À la veille de la trêve de Noël…

parAlbert KALAYDJIAN, chargé de mission au Sénat
22 Décembre 2016
Actualité

Montées populistes, destitutions, surprises électorales, instabilité internationale, l'année 2016 s'achève dans un contexte des plus incertains. L'analyse du théâtre géopolitique par Albert Kalaydjian.

Le Sénat va bientôt observer la trêve de Noël. Pourtant, les événements internationaux vont continuer de produire leurs effets. Dressons un bilan de l’année qui s’achève et jetons un regard sur l’avenir.


2016, L'ANNEE DE TOUS LES SCRUTINS. L'année 2016 a été fatale à plusieurs dirigeants politiques internationaux. En Europe, tout d’abord.

Au Royaume Uni, le Premier Ministre David Cameron paraissait mener un parcours irrésistible.
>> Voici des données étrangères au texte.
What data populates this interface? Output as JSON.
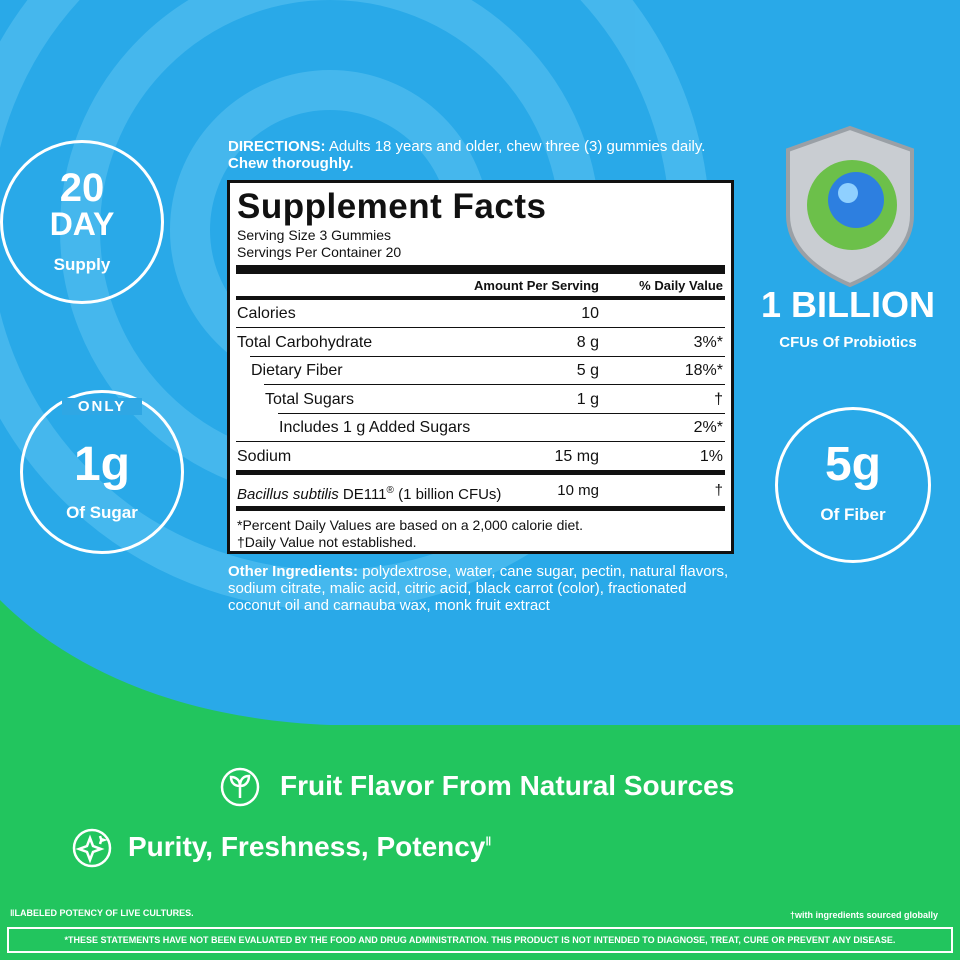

À l'automne 2014, il avait triomphé des dirigeants indépendantistes écossais ; au printemps 2015, il avait terrassé Ed Miliband, son adversaire travailliste, et Nigel Farage, le leader nationaliste ; à la surprise générale, il avait même obtenu une majorité absolue à la Chambre des lords. Mais le 23 juin dernier, le vote du Brexit lui a été fatal. Désavoué par ses concitoyens, le Premier Ministre britannique a dû remettre sa démission à la reine et Theresa May, qui avait su cacher son jeu, est devenue le nouveau chef du gouvernement. Au surplus, le Premier ministre écossais, Nicola Sturgeon, refuse de quitter l'Union européenne et songe à lancer un nouveau référendum sécessionniste.
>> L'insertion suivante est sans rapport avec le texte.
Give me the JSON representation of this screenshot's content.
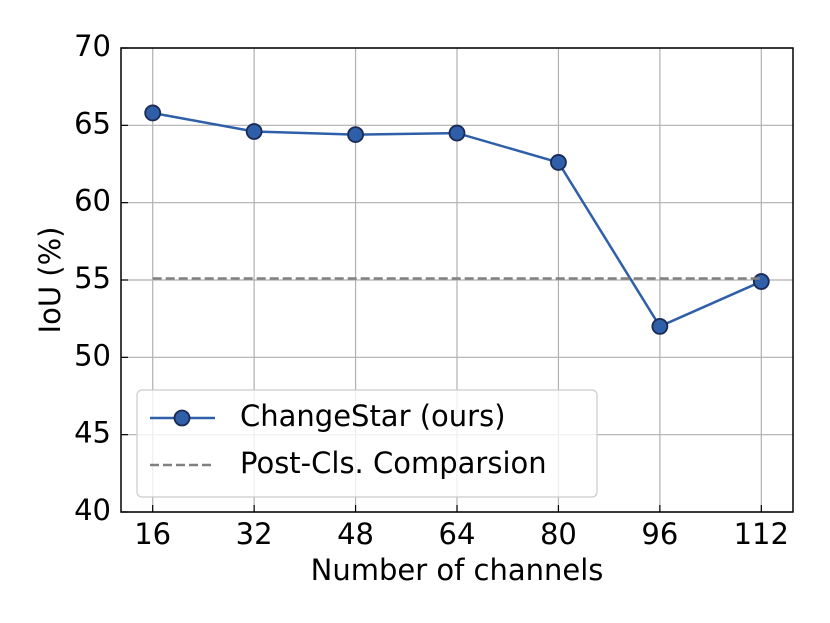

En Italie, le brillant président du Conseil, Matteo Renzi, avait cru possible de bousculer la Constitution de 1948, née des combats de la Résistance contre le fascisme. Hormis la Toscane et l'Émilie Romagne, le pays tout entier l’a chassé du palais Chigi. Le chef du gouvernement, Paolo Gentiloni, a reçu sa feuille de route des mains du président de la République, Sergio Matarella : faire voter une loi électorale acceptable pour tous, régler le sort de 40 000 Italiens victimes des tremblements de terre et sauver la vénérable Monte Paschi di Sienna, la plus vieille banque du monde, née en 1472, proche de la faillite.
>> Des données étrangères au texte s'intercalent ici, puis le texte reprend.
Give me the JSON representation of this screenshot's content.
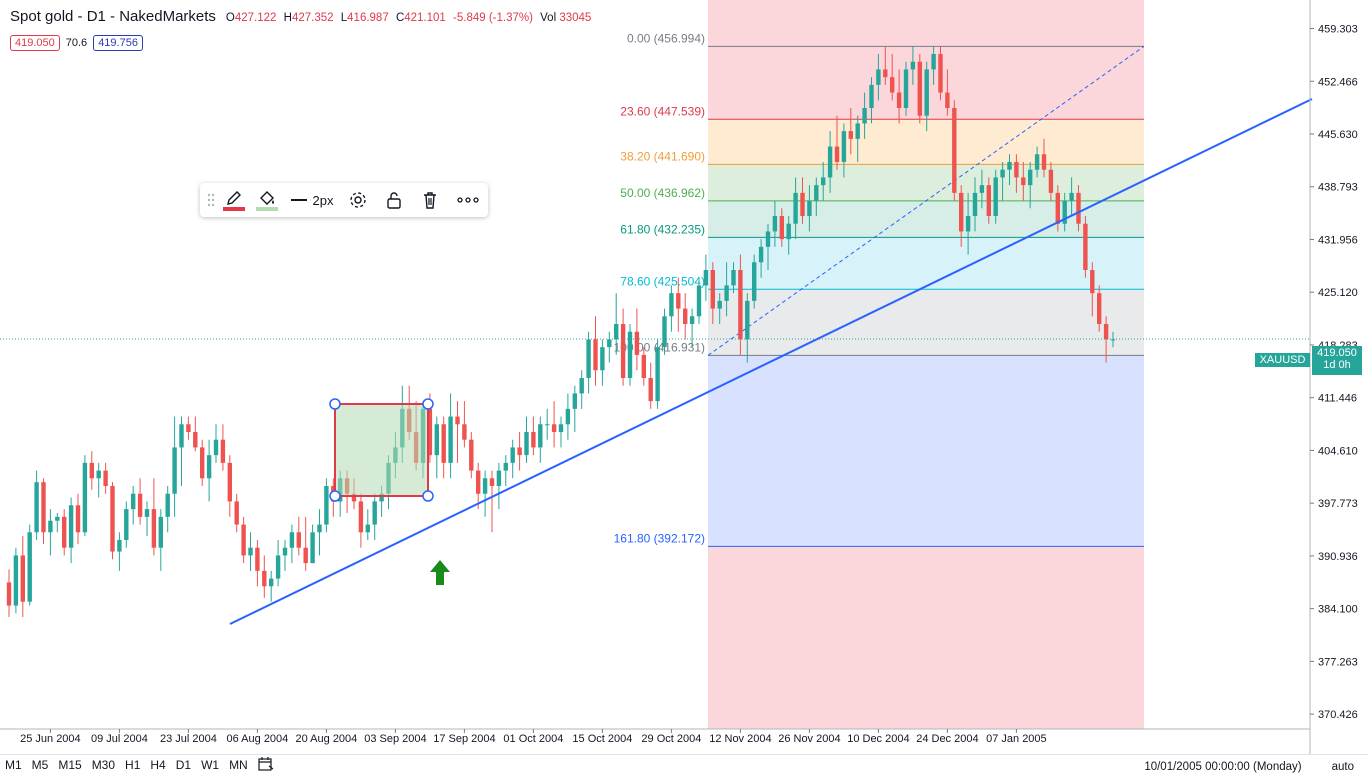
{
  "header": {
    "title": "Spot gold - D1 - NakedMarkets",
    "ohlc": [
      {
        "label": "O",
        "value": "427.122"
      },
      {
        "label": "H",
        "value": "427.352"
      },
      {
        "label": "L",
        "value": "416.987"
      },
      {
        "label": "C",
        "value": "421.101"
      }
    ],
    "change": "-5.849 (-1.37%)",
    "vol_label": "Vol",
    "vol_value": "33045"
  },
  "badges": {
    "left": "419.050",
    "mid": "70.6",
    "right": "419.756",
    "left_color": "#e0394a",
    "right_color": "#2a3bb5"
  },
  "toolbar": {
    "width_label": "2px",
    "icons": [
      "drag-handle-icon",
      "pencil-icon",
      "fill-bucket-icon",
      "line-style-icon",
      "gear-icon",
      "unlock-icon",
      "trash-icon",
      "more-icon"
    ]
  },
  "timeframes": [
    "M1",
    "M5",
    "M15",
    "M30",
    "H1",
    "H4",
    "D1",
    "W1",
    "MN"
  ],
  "footer": {
    "datetime": "10/01/2005 00:00:00 (Monday)",
    "scale": "auto"
  },
  "price_label": {
    "symbol": "XAUUSD",
    "price": "419.050",
    "timer": "1d 0h"
  },
  "chart_data": {
    "type": "candlestick",
    "symbol": "XAUUSD",
    "timeframe": "D1",
    "y_range": [
      368.5,
      463.0
    ],
    "y_ticks": [
      "459.303",
      "452.466",
      "445.630",
      "438.793",
      "431.956",
      "425.120",
      "418.283",
      "411.446",
      "404.610",
      "397.773",
      "390.936",
      "384.100",
      "377.263",
      "370.426"
    ],
    "x_ticks": [
      "25 Jun 2004",
      "09 Jul 2004",
      "23 Jul 2004",
      "06 Aug 2004",
      "20 Aug 2004",
      "03 Sep 2004",
      "17 Sep 2004",
      "01 Oct 2004",
      "15 Oct 2004",
      "29 Oct 2004",
      "12 Nov 2004",
      "26 Nov 2004",
      "10 Dec 2004",
      "24 Dec 2004",
      "07 Jan 2005"
    ],
    "current_price": 419.05,
    "fibonacci": {
      "levels": [
        {
          "ratio": "0.00",
          "price": 456.994,
          "label": "0.00 (456.994)",
          "color": "#787b86"
        },
        {
          "ratio": "23.60",
          "price": 447.539,
          "label": "23.60 (447.539)",
          "color": "#e0394a"
        },
        {
          "ratio": "38.20",
          "price": 441.69,
          "label": "38.20 (441.690)",
          "color": "#f29d38"
        },
        {
          "ratio": "50.00",
          "price": 436.962,
          "label": "50.00 (436.962)",
          "color": "#4caf50"
        },
        {
          "ratio": "61.80",
          "price": 432.235,
          "label": "61.80 (432.235)",
          "color": "#089981"
        },
        {
          "ratio": "78.60",
          "price": 425.504,
          "label": "78.60 (425.504)",
          "color": "#00bcd4"
        },
        {
          "ratio": "100.00",
          "price": 416.931,
          "label": "100.00 (416.931)",
          "color": "#787b86"
        },
        {
          "ratio": "161.80",
          "price": 392.172,
          "label": "161.80 (392.172)",
          "color": "#2962ff"
        }
      ],
      "zone_colors": [
        "#f7a5ad",
        "#fcd39a",
        "#b4dbb2",
        "#a5d8cc",
        "#a6e3ef",
        "#cfd0d4",
        "#a9bdfb",
        "#f7a5ad"
      ]
    },
    "candles": [
      [
        387.5,
        389.2,
        383,
        384.5
      ],
      [
        384.5,
        392,
        383.5,
        391
      ],
      [
        391,
        393.5,
        383,
        385
      ],
      [
        385,
        395,
        384.5,
        394
      ],
      [
        394,
        402,
        393,
        400.5
      ],
      [
        400.5,
        401,
        392.5,
        394
      ],
      [
        394,
        397,
        391,
        395.5
      ],
      [
        395.5,
        396.5,
        394,
        396
      ],
      [
        396,
        397,
        391,
        392
      ],
      [
        392,
        398.5,
        390,
        397.5
      ],
      [
        397.5,
        399,
        392.5,
        394
      ],
      [
        394,
        404,
        393.5,
        403
      ],
      [
        403,
        404.5,
        399.5,
        401
      ],
      [
        401,
        403,
        398.5,
        402
      ],
      [
        402,
        403,
        399,
        400
      ],
      [
        400,
        400.5,
        390.5,
        391.5
      ],
      [
        391.5,
        394,
        389,
        393
      ],
      [
        393,
        398,
        392,
        397
      ],
      [
        397,
        400,
        395,
        399
      ],
      [
        399,
        401,
        395,
        396
      ],
      [
        396,
        398,
        393.5,
        397
      ],
      [
        397,
        401,
        391,
        392
      ],
      [
        392,
        397,
        389,
        396
      ],
      [
        396,
        400,
        394,
        399
      ],
      [
        399,
        409,
        396,
        405
      ],
      [
        405,
        409,
        400,
        408
      ],
      [
        408,
        409,
        406,
        407
      ],
      [
        407,
        409,
        404.5,
        405
      ],
      [
        405,
        406,
        400,
        401
      ],
      [
        401,
        406,
        398,
        404
      ],
      [
        404,
        408,
        403,
        406
      ],
      [
        406,
        408,
        402,
        403
      ],
      [
        403,
        404,
        396,
        398
      ],
      [
        398,
        399,
        394,
        395
      ],
      [
        395,
        396,
        390,
        391
      ],
      [
        391,
        394,
        389,
        392
      ],
      [
        392,
        393,
        387,
        389
      ],
      [
        389,
        391,
        385.5,
        387
      ],
      [
        387,
        389,
        385,
        388
      ],
      [
        388,
        393,
        387,
        391
      ],
      [
        391,
        393,
        389,
        392
      ],
      [
        392,
        395,
        390,
        394
      ],
      [
        394,
        396,
        391,
        392
      ],
      [
        392,
        396,
        389,
        390
      ],
      [
        390,
        395,
        390,
        394
      ],
      [
        394,
        397,
        391,
        395
      ],
      [
        395,
        401,
        394,
        400
      ],
      [
        400,
        401,
        396,
        398
      ],
      [
        398,
        402,
        396,
        401
      ],
      [
        401,
        402,
        396.5,
        399
      ],
      [
        399,
        401,
        397,
        398
      ],
      [
        398,
        399,
        392,
        394
      ],
      [
        394,
        397,
        393,
        395
      ],
      [
        395,
        399,
        393,
        398
      ],
      [
        398,
        400,
        396,
        399
      ],
      [
        399,
        404,
        397,
        403
      ],
      [
        403,
        407,
        401,
        405
      ],
      [
        405,
        413,
        403,
        410
      ],
      [
        410,
        413,
        406,
        407
      ],
      [
        407,
        411,
        402,
        403
      ],
      [
        403,
        411,
        401,
        410
      ],
      [
        410,
        412,
        403,
        404
      ],
      [
        404,
        409,
        401,
        408
      ],
      [
        408,
        409,
        401,
        403
      ],
      [
        403,
        412,
        401,
        409
      ],
      [
        409,
        411,
        403,
        408
      ],
      [
        408,
        411,
        405,
        406
      ],
      [
        406,
        407,
        401,
        402
      ],
      [
        402,
        403,
        397,
        399
      ],
      [
        399,
        402,
        396,
        401
      ],
      [
        401,
        402,
        394,
        400
      ],
      [
        400,
        403,
        397,
        402
      ],
      [
        402,
        404,
        400,
        403
      ],
      [
        403,
        406,
        401,
        405
      ],
      [
        405,
        407,
        402,
        404
      ],
      [
        404,
        409,
        403,
        407
      ],
      [
        407,
        409,
        404,
        405
      ],
      [
        405,
        409,
        403,
        408
      ],
      [
        408,
        410,
        406,
        408
      ],
      [
        408,
        411,
        405,
        407
      ],
      [
        407,
        409,
        405,
        408
      ],
      [
        408,
        412,
        406,
        410
      ],
      [
        410,
        413,
        407,
        412
      ],
      [
        412,
        415,
        410,
        414
      ],
      [
        414,
        420,
        412,
        419
      ],
      [
        419,
        422,
        413,
        415
      ],
      [
        415,
        419,
        413,
        418
      ],
      [
        418,
        420,
        416,
        419
      ],
      [
        419,
        425,
        417,
        421
      ],
      [
        421,
        423,
        413,
        414
      ],
      [
        414,
        421,
        413,
        420
      ],
      [
        420,
        423,
        415,
        417
      ],
      [
        417,
        418,
        413,
        414
      ],
      [
        414,
        416,
        410,
        411
      ],
      [
        411,
        419,
        410,
        418
      ],
      [
        418,
        423,
        417,
        422
      ],
      [
        422,
        426,
        420,
        425
      ],
      [
        425,
        427,
        420,
        423
      ],
      [
        423,
        425,
        419,
        421
      ],
      [
        421,
        423,
        418,
        422
      ],
      [
        422,
        427,
        421,
        426
      ],
      [
        426,
        430,
        424,
        428
      ],
      [
        428,
        429,
        421,
        423
      ],
      [
        423,
        425,
        421,
        424
      ],
      [
        424,
        429,
        422,
        426
      ],
      [
        426,
        429,
        425,
        428
      ],
      [
        428,
        430,
        417,
        419
      ],
      [
        419,
        425,
        416,
        424
      ],
      [
        424,
        430,
        423,
        429
      ],
      [
        429,
        432,
        427,
        431
      ],
      [
        431,
        434,
        428,
        433
      ],
      [
        433,
        437,
        431,
        435
      ],
      [
        435,
        436,
        431,
        432
      ],
      [
        432,
        435,
        430,
        434
      ],
      [
        434,
        440,
        432,
        438
      ],
      [
        438,
        440,
        434,
        435
      ],
      [
        435,
        439,
        433,
        437
      ],
      [
        437,
        440,
        435,
        439
      ],
      [
        439,
        442,
        437,
        440
      ],
      [
        440,
        446,
        438,
        444
      ],
      [
        444,
        448,
        441,
        442
      ],
      [
        442,
        447,
        440,
        446
      ],
      [
        446,
        449,
        443,
        445
      ],
      [
        445,
        448,
        442,
        447
      ],
      [
        447,
        451,
        445,
        449
      ],
      [
        449,
        453,
        447,
        452
      ],
      [
        452,
        456,
        450,
        454
      ],
      [
        454,
        457,
        452,
        453
      ],
      [
        453,
        456,
        450,
        451
      ],
      [
        451,
        454,
        447,
        449
      ],
      [
        449,
        455,
        448,
        454
      ],
      [
        454,
        457,
        452,
        455
      ],
      [
        455,
        456,
        447,
        448
      ],
      [
        448,
        455,
        446,
        454
      ],
      [
        454,
        457,
        452,
        456
      ],
      [
        456,
        457,
        450,
        451
      ],
      [
        451,
        454,
        448,
        449
      ],
      [
        449,
        450,
        437,
        438
      ],
      [
        438,
        439,
        431,
        433
      ],
      [
        433,
        438,
        430,
        435
      ],
      [
        435,
        440,
        433,
        438
      ],
      [
        438,
        441,
        436,
        439
      ],
      [
        439,
        440,
        434,
        435
      ],
      [
        435,
        441,
        434,
        440
      ],
      [
        440,
        442,
        437,
        441
      ],
      [
        441,
        443,
        439,
        442
      ],
      [
        442,
        443,
        438,
        440
      ],
      [
        440,
        442,
        437,
        439
      ],
      [
        439,
        442,
        436,
        441
      ],
      [
        441,
        444,
        440,
        443
      ],
      [
        443,
        445,
        440,
        441
      ],
      [
        441,
        442,
        437,
        438
      ],
      [
        438,
        439,
        433,
        434
      ],
      [
        434,
        438,
        433,
        437
      ],
      [
        437,
        440,
        435,
        438
      ],
      [
        438,
        439,
        433,
        434
      ],
      [
        434,
        435,
        427,
        428
      ],
      [
        428,
        429,
        422,
        425
      ],
      [
        425,
        426,
        420,
        421
      ],
      [
        421,
        422,
        416,
        419
      ],
      [
        419,
        420,
        418,
        419
      ]
    ]
  }
}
En Moldavie et en Bulgarie des proches de Vladimir Poutine ont été élus à la tête de l'État malgré Bruxelles, Berlin et le pouvoir crépusculaire de Paris.

En Amérique latine, au Brésil, la présidente Dilma Rousseff a été destituée par le Congrès. Victime d'un coup d'État institutionnel, elle a dû quitter la scène politique et céder le pouvoir à son vice-président Eduardo Tenner, aussi impopulaire qu’elle, qui achèvera son mandat le 1er janvier 2019. Aujourd'hui, le Brésil est un pays sans gouvernement qui part à la dérive.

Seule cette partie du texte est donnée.